- Photo: Angie Perryman
While Javelinas look and behave much like pigs, they are not closely related.
The Javelina is a hairy, pig-like animal approximately a foot-and-a-half tall with an oversized wedge-shaped head fitted with small ears, weak eyes and a tough, disk-shaped snout. An adult is 35-55 pounds and has a small rump terminating in a short tail. A Javelina’s mouth has two tusk like canine teeth used for self-defense and for cutting roots. Javelinas get their common name from these tusks, which comes from a Spanish word for spear, but Javelinas are actually collared peccaries. The “collar” is a pale stripe of fur that rings its shoulders.

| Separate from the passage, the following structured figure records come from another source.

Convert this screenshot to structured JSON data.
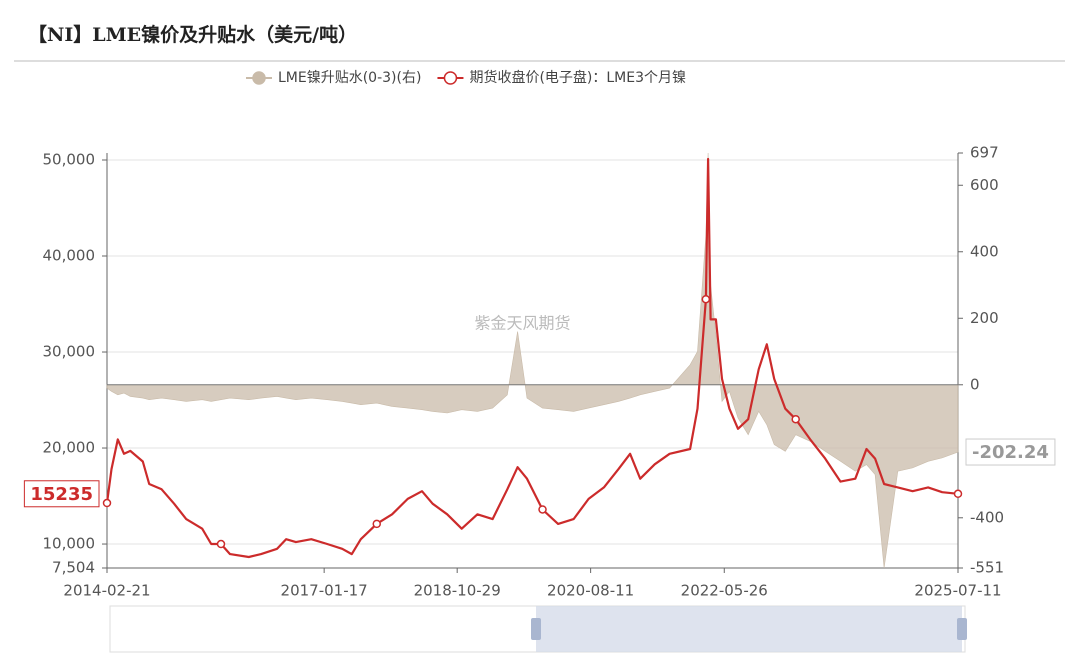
{
  "chart_data": {
    "type": "line",
    "title": "【NI】LME镍价及升贴水（美元/吨）",
    "watermark": "紫金天风期货",
    "legend": true,
    "x": [
      "2014-02-21",
      "2014-03-15",
      "2014-04-15",
      "2014-05-15",
      "2014-06-15",
      "2014-08-15",
      "2014-09-15",
      "2014-11-15",
      "2015-01-15",
      "2015-03-15",
      "2015-06-01",
      "2015-07-15",
      "2015-09-01",
      "2015-10-15",
      "2016-01-15",
      "2016-03-15",
      "2016-06-01",
      "2016-07-15",
      "2016-09-01",
      "2016-11-15",
      "2017-02-01",
      "2017-04-15",
      "2017-06-01",
      "2017-07-15",
      "2017-10-01",
      "2017-12-15",
      "2018-03-01",
      "2018-05-10",
      "2018-07-01",
      "2018-09-10",
      "2018-11-20",
      "2019-02-05",
      "2019-04-20",
      "2019-07-01",
      "2019-08-20",
      "2019-10-05",
      "2019-12-20",
      "2020-03-05",
      "2020-05-20",
      "2020-08-01",
      "2020-10-15",
      "2020-12-25",
      "2021-02-20",
      "2021-04-10",
      "2021-06-20",
      "2021-09-01",
      "2021-12-10",
      "2022-01-15",
      "2022-02-25",
      "2022-03-08",
      "2022-03-20",
      "2022-04-15",
      "2022-05-15",
      "2022-06-20",
      "2022-08-01",
      "2022-09-20",
      "2022-11-10",
      "2022-12-20",
      "2023-01-25",
      "2023-03-20",
      "2023-05-10",
      "2023-07-20",
      "2023-10-01",
      "2023-12-15",
      "2024-02-25",
      "2024-04-20",
      "2024-06-01",
      "2024-07-15",
      "2024-09-20",
      "2024-12-01",
      "2025-02-15",
      "2025-04-25",
      "2025-07-11"
    ],
    "xticks": [
      "2014-02-21",
      "2017-01-17",
      "2018-10-29",
      "2020-08-11",
      "2022-05-26",
      "2025-07-11"
    ],
    "ylim": [
      7504,
      50729
    ],
    "yticks": [
      {
        "value": 7504,
        "label": "7,504"
      },
      {
        "value": 10000,
        "label": "10,000"
      },
      {
        "value": 20000,
        "label": "20,000"
      },
      {
        "value": 30000,
        "label": "30,000"
      },
      {
        "value": 40000,
        "label": "40,000"
      },
      {
        "value": 50000,
        "label": "50,000"
      }
    ],
    "y2lim": [
      -551,
      697
    ],
    "y2ticks": [
      -551,
      -400,
      0,
      200,
      400,
      600,
      697
    ],
    "grid": true,
    "series": [
      {
        "name": "LME镍升贴水(0-3)(右)",
        "color": "#c9bba9",
        "axis": "y2",
        "kind": "area",
        "values": [
          -10,
          -20,
          -30,
          -25,
          -35,
          -40,
          -45,
          -40,
          -45,
          -50,
          -45,
          -50,
          -45,
          -40,
          -45,
          -40,
          -35,
          -40,
          -45,
          -40,
          -45,
          -50,
          -55,
          -60,
          -55,
          -65,
          -70,
          -75,
          -80,
          -85,
          -75,
          -80,
          -70,
          -30,
          160,
          -40,
          -70,
          -75,
          -80,
          -70,
          -60,
          -50,
          -40,
          -30,
          -20,
          -10,
          60,
          100,
          450,
          697,
          300,
          150,
          -50,
          -20,
          -100,
          -150,
          -80,
          -120,
          -180,
          -200,
          -150,
          -170,
          -200,
          -230,
          -260,
          -240,
          -270,
          -551,
          -260,
          -250,
          -230,
          -220,
          -202.24
        ]
      },
      {
        "name": "期货收盘价(电子盘)：LME3个月镍",
        "color": "#cc2b2b",
        "axis": "y",
        "kind": "line",
        "values": [
          14270,
          17800,
          20900,
          19400,
          19700,
          18600,
          16250,
          15700,
          14200,
          12600,
          11600,
          10000,
          10000,
          8950,
          8650,
          8950,
          9500,
          10500,
          10200,
          10500,
          10000,
          9500,
          8950,
          10500,
          12100,
          13100,
          14700,
          15500,
          14200,
          13100,
          11600,
          13100,
          12600,
          15700,
          18000,
          16800,
          13600,
          12100,
          12600,
          14700,
          15900,
          17800,
          19400,
          16800,
          18300,
          19400,
          19900,
          24100,
          35500,
          50100,
          33400,
          33400,
          27200,
          24100,
          22000,
          23000,
          28200,
          30800,
          27200,
          24100,
          23000,
          20900,
          18900,
          16500,
          16800,
          19900,
          18900,
          16250,
          15900,
          15500,
          15900,
          15400,
          15235
        ]
      }
    ]
  }
}
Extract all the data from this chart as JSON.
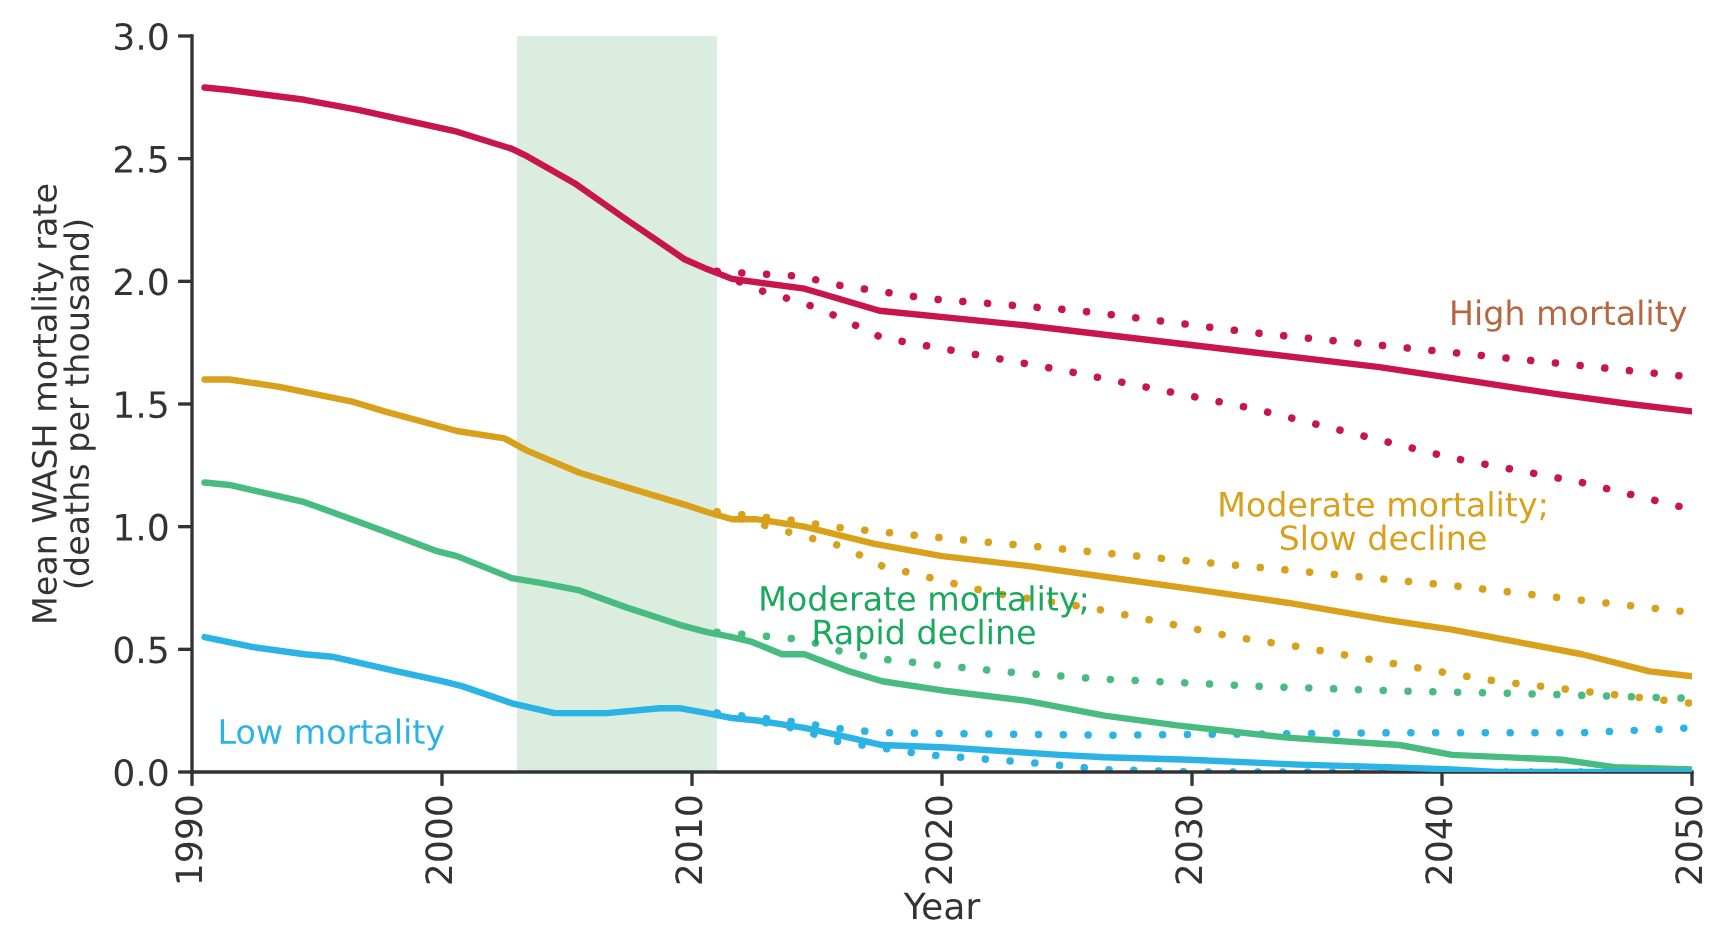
{
  "chart_data": {
    "type": "line",
    "xlabel": "Year",
    "ylabel": "Mean WASH mortality rate\n(deaths per thousand)",
    "xlim": [
      1990,
      2050
    ],
    "xticks": [
      1990,
      2000,
      2010,
      2020,
      2030,
      2040,
      2050
    ],
    "ylim": [
      0,
      3
    ],
    "yticks": [
      {
        "value": 0,
        "label": "0.0"
      },
      {
        "value": 0.5,
        "label": "0.5"
      },
      {
        "value": 1,
        "label": "1.0"
      },
      {
        "value": 1.5,
        "label": "1.5"
      },
      {
        "value": 2,
        "label": "2.0"
      },
      {
        "value": 2.5,
        "label": "2.5"
      },
      {
        "value": 3,
        "label": "3.0"
      }
    ],
    "bands": [
      {
        "axis": "x",
        "from": 2003,
        "to": 2011,
        "color": "#dbeddf"
      }
    ],
    "series": [
      {
        "name": "High mortality",
        "color": "#c8154b",
        "line_style": "solid",
        "x": [
          1990.5,
          1991.5,
          1994.5,
          1996.6,
          2000.6,
          2002.8,
          2003.4,
          2005.3,
          2007.4,
          2008.7,
          2009.7,
          2010.6,
          2011.6,
          2014.5,
          2015.5,
          2017.5,
          2023.4,
          2032.5,
          2037.5,
          2041.4,
          2044.6,
          2047.5,
          2050
        ],
        "values": [
          2.79,
          2.78,
          2.74,
          2.7,
          2.61,
          2.54,
          2.51,
          2.4,
          2.25,
          2.16,
          2.09,
          2.05,
          2.01,
          1.97,
          1.94,
          1.88,
          1.82,
          1.71,
          1.65,
          1.59,
          1.54,
          1.5,
          1.47
        ]
      },
      {
        "color": "#c8154b",
        "line_style": "dotted",
        "x": [
          2011,
          2014.5,
          2015.5,
          2019.4,
          2025.5,
          2032.5,
          2040.4,
          2050
        ],
        "values": [
          2.04,
          2.02,
          1.99,
          1.93,
          1.88,
          1.79,
          1.71,
          1.61
        ]
      },
      {
        "color": "#c8154b",
        "line_style": "dotted",
        "x": [
          2011,
          2012.5,
          2014.5,
          2015.5,
          2017.6,
          2024.7,
          2032.5,
          2040.4,
          2045.6,
          2050
        ],
        "values": [
          2.04,
          1.97,
          1.91,
          1.87,
          1.77,
          1.64,
          1.48,
          1.28,
          1.18,
          1.07
        ]
      },
      {
        "name": "Moderate mortality;\nSlow decline",
        "color": "#d9a01b",
        "line_style": "solid",
        "x": [
          1990.5,
          1991.5,
          1993.5,
          1996.4,
          1997.7,
          2000.6,
          2002.5,
          2003.4,
          2005.5,
          2007.4,
          2009.7,
          2010.6,
          2011.6,
          2012.6,
          2014.5,
          2017.3,
          2020,
          2023.4,
          2026.2,
          2030.4,
          2033.8,
          2037.8,
          2040.4,
          2043,
          2045.6,
          2048.3,
          2050
        ],
        "values": [
          1.6,
          1.6,
          1.57,
          1.51,
          1.47,
          1.39,
          1.36,
          1.31,
          1.22,
          1.16,
          1.09,
          1.06,
          1.03,
          1.03,
          1.0,
          0.93,
          0.88,
          0.84,
          0.8,
          0.74,
          0.69,
          0.62,
          0.58,
          0.53,
          0.48,
          0.41,
          0.39
        ]
      },
      {
        "color": "#d9a01b",
        "line_style": "dotted",
        "x": [
          2011,
          2014.5,
          2015.5,
          2019.4,
          2024.7,
          2029.9,
          2035.2,
          2040.4,
          2045.6,
          2050
        ],
        "values": [
          1.06,
          1.02,
          1.0,
          0.96,
          0.91,
          0.86,
          0.81,
          0.76,
          0.7,
          0.65
        ]
      },
      {
        "color": "#d9a01b",
        "line_style": "dotted",
        "x": [
          2011,
          2014.5,
          2016,
          2017.6,
          2022,
          2025.9,
          2031.7,
          2034.3,
          2040.4,
          2042.2,
          2045.6,
          2050
        ],
        "values": [
          1.06,
          0.96,
          0.92,
          0.84,
          0.73,
          0.67,
          0.55,
          0.51,
          0.4,
          0.37,
          0.33,
          0.28
        ]
      },
      {
        "name": "Moderate mortality;\nRapid decline",
        "color": "#48bb80",
        "line_style": "solid",
        "x": [
          1990.5,
          1991.5,
          1994.5,
          1997.2,
          1999.8,
          2000.6,
          2002.8,
          2004,
          2005.5,
          2007.4,
          2009.5,
          2010.6,
          2011.6,
          2012.4,
          2013.6,
          2014.5,
          2016.3,
          2017.6,
          2020.2,
          2023.4,
          2026.5,
          2029.4,
          2033.8,
          2038.3,
          2040.4,
          2044.8,
          2046.9,
          2050
        ],
        "values": [
          1.18,
          1.17,
          1.1,
          1.0,
          0.9,
          0.88,
          0.79,
          0.77,
          0.74,
          0.67,
          0.6,
          0.57,
          0.55,
          0.53,
          0.48,
          0.48,
          0.41,
          0.37,
          0.33,
          0.29,
          0.23,
          0.19,
          0.14,
          0.11,
          0.07,
          0.05,
          0.02,
          0.01
        ]
      },
      {
        "color": "#48bb80",
        "line_style": "dotted",
        "x": [
          2011,
          2014.5,
          2016,
          2017.6,
          2022.3,
          2026.2,
          2032.5,
          2038.3,
          2043,
          2050
        ],
        "values": [
          0.57,
          0.54,
          0.49,
          0.46,
          0.41,
          0.38,
          0.35,
          0.33,
          0.32,
          0.3
        ]
      },
      {
        "name": "Low mortality",
        "color": "#2bb3e6",
        "line_style": "solid",
        "x": [
          1990.5,
          1992.4,
          1994.5,
          1995.6,
          1998.2,
          2000,
          2000.8,
          2002.8,
          2004.5,
          2006.6,
          2008.7,
          2009.5,
          2010.6,
          2011.6,
          2012.6,
          2014.5,
          2016.3,
          2017.6,
          2020.2,
          2024.7,
          2026.5,
          2029.9,
          2034.3,
          2037.8,
          2040.4,
          2042.2,
          2050
        ],
        "values": [
          0.55,
          0.51,
          0.48,
          0.47,
          0.41,
          0.37,
          0.35,
          0.28,
          0.24,
          0.24,
          0.26,
          0.26,
          0.24,
          0.22,
          0.21,
          0.18,
          0.14,
          0.11,
          0.1,
          0.07,
          0.06,
          0.05,
          0.03,
          0.02,
          0.01,
          0.0,
          0.0
        ]
      },
      {
        "color": "#2bb3e6",
        "line_style": "dotted",
        "x": [
          2011,
          2014.5,
          2015.5,
          2017.6,
          2026.5,
          2038.3,
          2045.6,
          2050
        ],
        "values": [
          0.24,
          0.2,
          0.18,
          0.16,
          0.15,
          0.16,
          0.16,
          0.18
        ]
      },
      {
        "color": "#2bb3e6",
        "line_style": "dotted",
        "x": [
          2011,
          2014.5,
          2015.5,
          2019.4,
          2023.4,
          2026.5,
          2030,
          2050
        ],
        "values": [
          0.24,
          0.17,
          0.13,
          0.07,
          0.04,
          0.01,
          0.0,
          0.0
        ]
      }
    ]
  }
}
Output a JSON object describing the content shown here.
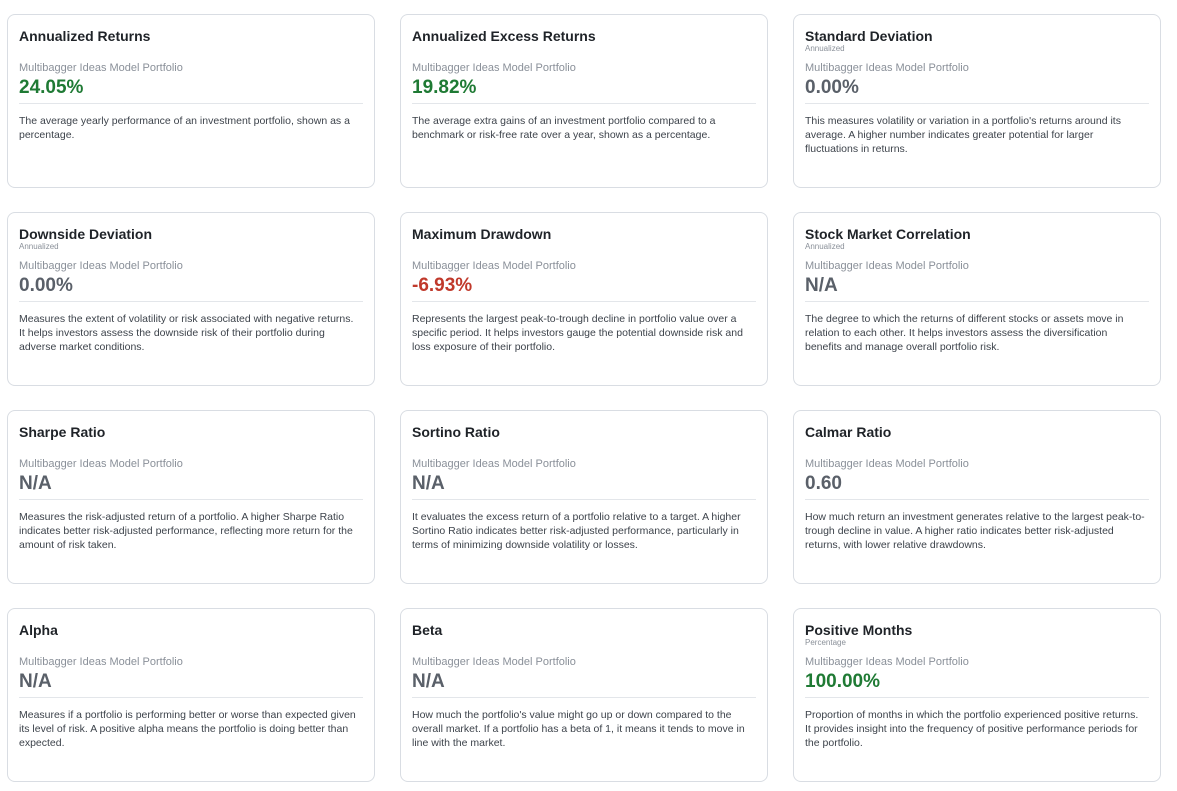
{
  "cards": [
    {
      "title": "Annualized Returns",
      "subtitle": "",
      "portfolio": "Multibagger Ideas Model Portfolio",
      "value": "24.05%",
      "value_tone": "positive",
      "description": "The average yearly performance of an investment portfolio, shown as a percentage."
    },
    {
      "title": "Annualized Excess Returns",
      "subtitle": "",
      "portfolio": "Multibagger Ideas Model Portfolio",
      "value": "19.82%",
      "value_tone": "positive",
      "description": "The average extra gains of an investment portfolio compared to a benchmark or risk-free rate over a year, shown as a percentage."
    },
    {
      "title": "Standard Deviation",
      "subtitle": "Annualized",
      "portfolio": "Multibagger Ideas Model Portfolio",
      "value": "0.00%",
      "value_tone": "neutral",
      "description": "This measures volatility or variation in a portfolio's returns around its average. A higher number indicates greater potential for larger fluctuations in returns."
    },
    {
      "title": "Downside Deviation",
      "subtitle": "Annualized",
      "portfolio": "Multibagger Ideas Model Portfolio",
      "value": "0.00%",
      "value_tone": "neutral",
      "description": "Measures the extent of volatility or risk associated with negative returns. It helps investors assess the downside risk of their portfolio during adverse market conditions."
    },
    {
      "title": "Maximum Drawdown",
      "subtitle": "",
      "portfolio": "Multibagger Ideas Model Portfolio",
      "value": "-6.93%",
      "value_tone": "negative",
      "description": "Represents the largest peak-to-trough decline in portfolio value over a specific period. It helps investors gauge the potential downside risk and loss exposure of their portfolio."
    },
    {
      "title": "Stock Market Correlation",
      "subtitle": "Annualized",
      "portfolio": "Multibagger Ideas Model Portfolio",
      "value": "N/A",
      "value_tone": "neutral",
      "description": "The degree to which the returns of different stocks or assets move in relation to each other. It helps investors assess the diversification benefits and manage overall portfolio risk."
    },
    {
      "title": "Sharpe Ratio",
      "subtitle": "",
      "portfolio": "Multibagger Ideas Model Portfolio",
      "value": "N/A",
      "value_tone": "neutral",
      "description": "Measures the risk-adjusted return of a portfolio. A higher Sharpe Ratio indicates better risk-adjusted performance, reflecting more return for the amount of risk taken."
    },
    {
      "title": "Sortino Ratio",
      "subtitle": "",
      "portfolio": "Multibagger Ideas Model Portfolio",
      "value": "N/A",
      "value_tone": "neutral",
      "description": "It evaluates the excess return of a portfolio relative to a target. A higher Sortino Ratio indicates better risk-adjusted performance, particularly in terms of minimizing downside volatility or losses."
    },
    {
      "title": "Calmar Ratio",
      "subtitle": "",
      "portfolio": "Multibagger Ideas Model Portfolio",
      "value": "0.60",
      "value_tone": "neutral",
      "description": "How much return an investment generates relative to the largest peak-to-trough decline in value. A higher ratio indicates better risk-adjusted returns, with lower relative drawdowns."
    },
    {
      "title": "Alpha",
      "subtitle": "",
      "portfolio": "Multibagger Ideas Model Portfolio",
      "value": "N/A",
      "value_tone": "neutral",
      "description": "Measures if a portfolio is performing better or worse than expected given its level of risk. A positive alpha means the portfolio is doing better than expected."
    },
    {
      "title": "Beta",
      "subtitle": "",
      "portfolio": "Multibagger Ideas Model Portfolio",
      "value": "N/A",
      "value_tone": "neutral",
      "description": "How much the portfolio's value might go up or down compared to the overall market. If a portfolio has a beta of 1, it means it tends to move in line with the market."
    },
    {
      "title": "Positive Months",
      "subtitle": "Percentage",
      "portfolio": "Multibagger Ideas Model Portfolio",
      "value": "100.00%",
      "value_tone": "positive",
      "description": "Proportion of months in which the portfolio experienced positive returns. It provides insight into the frequency of positive performance periods for the portfolio."
    }
  ],
  "colors": {
    "positive": "#1f7a34",
    "negative": "#c0392b",
    "neutral": "#5a6069"
  }
}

While Javelinas look and behave much like pigs, they are not closely related. Pigs are native to Europe and Asia. Peccaries are the only pig-like species naturally occurring in North or South America. Peccaries are a tropical animal with their core population in South and Central America and Mexico. The U.S. population of Javelinas, numbering about 60,000, is at the northern end of peccary habitat range and they occur only in southern Arizona, Texas and New Mexico. Archaeologists say no peccary bones show up in digs at levels prior to the 18th century in this area. Javelinas arrived shortly thereafter by migrating north along river bottoms.
Prickly pear cactus is a major part of their diet and along with succulent plants. Javelinas eat fruits, nuts, berries and bulbs. Javelinas breed year-round and after a five-month pregnancy, usually bear a litter of two. They live in parties of approximately one- to two-dozen individuals with a strict pecking order and practice group defense. Unless threatened, Javelinas ignore humans, but aggressive dogs often end up badly injured. Their natural predators in the Sonora Desert are coyotes, bobcats and cougars.